Signed-off-by: Kshitij Lakhani <klakhani@nvidia.com>
---
 .../pytorch/attention/dot_product_attention/utils.py         | 5 +++--
 1 file changed, 3 insertions(+), 2 deletions(-)

diff --git a/transformer_engine/pytorch/attention/dot_product_attention/utils.py b/transformer_engine/pytorch/attention/dot_product_attention/utils.py
index 0c5a519813..2932e8cdf5 100644
--- a/transformer_engine/pytorch/attention/dot_product_attention/utils.py
+++ b/transformer_engine/pytorch/attention/dot_product_attention/utils.py
@@ -610,6 +610,7 @@ def get_attention_backend(
                 qkv_layout,
             )
             use_fused_attention = False
+        #TODO: KL check if this condition is now supported or not ?
         if (
             device_compute_capability == (12, 0)
             and (head_dim_qk > 128 or head_dim_qk % 8 != 0)
@@ -690,11 +691,11 @@ def _is_fa3_supported(num_heads, num_gqa_groups, head_dim_qk, head_dim_v, qkv_dt
                     "padding between sequences, i.e. [a, a, PAD, b, b, b, PAD, c, PAD]"
                 )
             use_flash_attention = False
-        if device_compute_capability == (12, 0):
+        if device_compute_capability == (12, 0) and cudnn_version < (9, 18, 1):
             if use_fused_attention:
                 logger.debug(
                     "Disabling FusedAttention as qkv_format = thd is"
-                    " not supported for compute capability = sm120"
+                    " not supported for compute capability = sm120 and cuDNN version < 9.18.1"
                 )
             use_fused_attention = False
 

From dc282ea5631ce1e573e7423985f0cf16bbe9fbc0 Mon Sep 17 00:00:00 2001
From: "pre-commit-ci[bot]"
 <66853113+pre-commit-ci[bot]@users.noreply.github.com>
Date: Fri, 20 Feb 2026 18:42:10 +0000
Subject: [PATCH 2/2] [pre-commit.ci] auto fixes from pre-commit.com hooks

for more information, see https://pre-commit.ci
---
 .../pytorch/attention/dot_product_attention/utils.py            | 2 +-
 1 file changed, 1 insertion(+), 1 deletion(-)

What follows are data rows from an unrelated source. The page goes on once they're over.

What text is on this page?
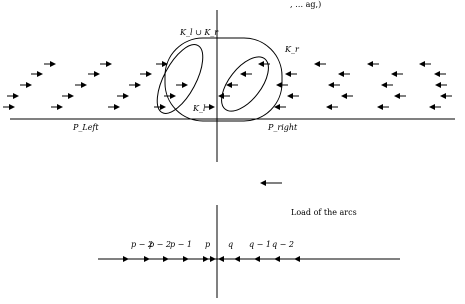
, … ag,)
K_l ∪ K_r
K_r
K_l
P_Left	P_right
Load of the arcs
p − 2
p − 2 p − 1 p q q − 1 q − 2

diff --git a/transformer_engine/pytorch/attention/dot_product_attention/utils.py b/transformer_engine/pytorch/attention/dot_product_attention/utils.py
index 2932e8cdf5..c86419f189 100644
--- a/transformer_engine/pytorch/attention/dot_product_attention/utils.py
+++ b/transformer_engine/pytorch/attention/dot_product_attention/utils.py
@@ -610,7 +610,7 @@ def get_attention_backend(
                 qkv_layout,
             )
             use_fused_attention = False
-        #TODO: KL check if this condition is now supported or not ?
+        # TODO: KL check if this condition is now supported or not ?
         if (
             device_compute_capability == (12, 0)
             and (head_dim_qk > 128 or head_dim_qk % 8 != 0)